In some ways, she was. Powers and her oldest son, Andrew, were both subsequently diagnosed with bipolar disorder.

But they live productive lives. Powers wants to erase the stigma.

The Huntington Beach resident recently self-published her first book: “Jumping Is Not Genetic,” available on Amazon. It’s a collection of essays on her family history and dealing with mental illness.

Powers, 61, still has episodes sometimes, but she is thriving. She said good diet and exercise, medication and a good support system are all vital pieces to her puzzle.

She has taught math at Marina High since 1999, but this is her final school year as she counts down the days to retirement.

Powers said her therapist — as well as students in her classes who know about her family history — encouraged her to put out the book. She started writing the essays back in 2002, when she was in her master’s program.

Dr. Kimberly Powers hugs sister Kelly Powers on Wednesday.
(Scott Smeltzer / Staff Photographer)

“I’ve been a teacher for 36 years, I raised a family, I have a home,” she said. “I hate to say I have a normal life, because normal’s just a setting on the dryer. But it’s a life that’s productive. It’s not a tragic life.”

Powers lives about a mile from Marina High. Most days, she rides her bike to school.

Jill Hardy, former Huntington Beach mayor and longtime City Council member, has been teaching with Powers in the Vikings’ math program for the last 15 years. She said Powers is best known for her consumer math class, where her students learn real-world math skills like buying car insurance or planning a budget.

Powers is open and wants to help others. In fact, Hardy often confides in her when she’s having issues.

“I’ve happened to walk into her classroom on the last day of school, and she’s got one more lesson to teach about life,” Hardy said. “There might not be any more math to cover, but she’s got something else to teach. We’ve talked often about how important it is to get to know our students, and let them know we care about them. That really helps them learn the subject when they’re in the class, if they feel like you care about them, and she’s definitely the kind of teacher with that philosophy.”

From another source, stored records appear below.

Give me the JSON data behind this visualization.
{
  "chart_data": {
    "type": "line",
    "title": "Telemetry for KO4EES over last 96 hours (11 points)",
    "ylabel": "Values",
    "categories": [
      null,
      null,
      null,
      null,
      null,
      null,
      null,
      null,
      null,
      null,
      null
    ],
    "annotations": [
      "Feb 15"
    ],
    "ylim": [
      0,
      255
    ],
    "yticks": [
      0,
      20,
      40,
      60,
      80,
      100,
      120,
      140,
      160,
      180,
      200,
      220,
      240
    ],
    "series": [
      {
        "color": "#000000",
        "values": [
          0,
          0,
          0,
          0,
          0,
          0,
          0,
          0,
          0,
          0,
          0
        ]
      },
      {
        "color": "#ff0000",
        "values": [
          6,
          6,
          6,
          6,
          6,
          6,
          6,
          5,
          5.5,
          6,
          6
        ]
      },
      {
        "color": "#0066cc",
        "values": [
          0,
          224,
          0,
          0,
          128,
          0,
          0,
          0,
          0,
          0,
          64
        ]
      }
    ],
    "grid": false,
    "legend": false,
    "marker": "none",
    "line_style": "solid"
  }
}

Powers, who has been married for 10 years to her third husband, Alan Lombardi, raised five children: Andrew, Stuart, Nancy, Katelyn and Robert. They all went to Marina High. Four of them now live in southern Utah, where Andrew is also a high school teacher.

Dr. Kimberly Powers recently published her first book, "Jumping Is Not Genetic."
(Scott Smeltzer / Staff Photographer)

She’s also very close with her middle sister, Kelly, who is three years younger and teaches at Pacifica High in Garden Grove. Kelly does not have bipolar disorder, though she said she does have a daughter with an undiagnosed mental illness and has sometimes acted as a go-between.

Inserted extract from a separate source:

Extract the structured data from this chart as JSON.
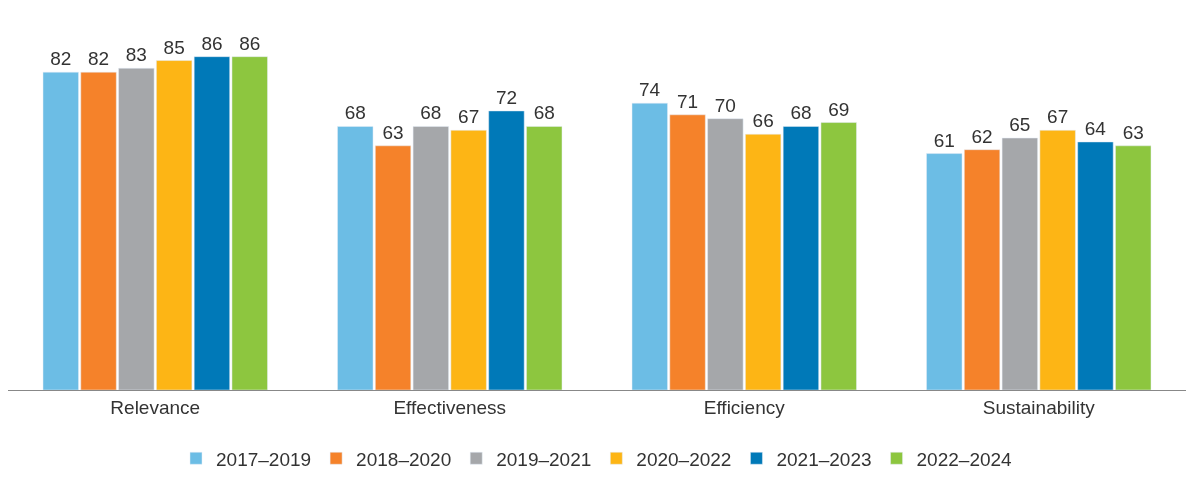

“They’ve all seen episodes, every one of them,” Kelly Powers said of her nephews and nieces. “People with mental illness, if they can have any control, they save it for the people who are closest to them. That’s where they cannot hold it together any longer. People that don’t understand mental illness say, ‘Well, then why don’t they hold it together all the time?’ But they don’t understand. Every one of her kids have seen her [episodes], and so I’ve had many talks with them.”

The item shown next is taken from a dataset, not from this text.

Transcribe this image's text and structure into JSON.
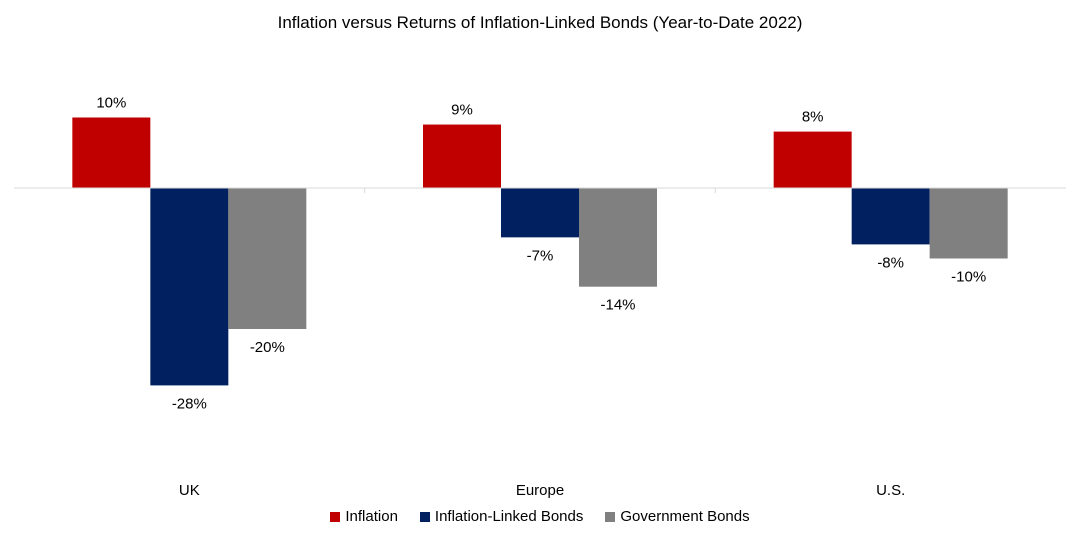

Kimberly shrugs it off. She said she knows she’s not perfect, but neither is anybody’s mother. She is sympathetic to her own late mother but has gotten the help to avoid making the same mistakes.

Kimberly Powers, who got her doctorate of education degree from Long Beach State in 2020, is unsure what form retired life will take. She said she’s a bit worried because it might not have the structure — helpful for people with mental illness — that she’s been used to while teaching all of these years.

But she knows she has a lot of people in her corner. She said she wants to continue helping people, whether that’s through her book, public speaking or other avenues.

“It’s a story that needs to be told,” she said. “There’s a really big percentage of people who have family members and friends who are mentally ill. Those are the people who have told me they liked the book. I guess it gave them an insight into what it was like.”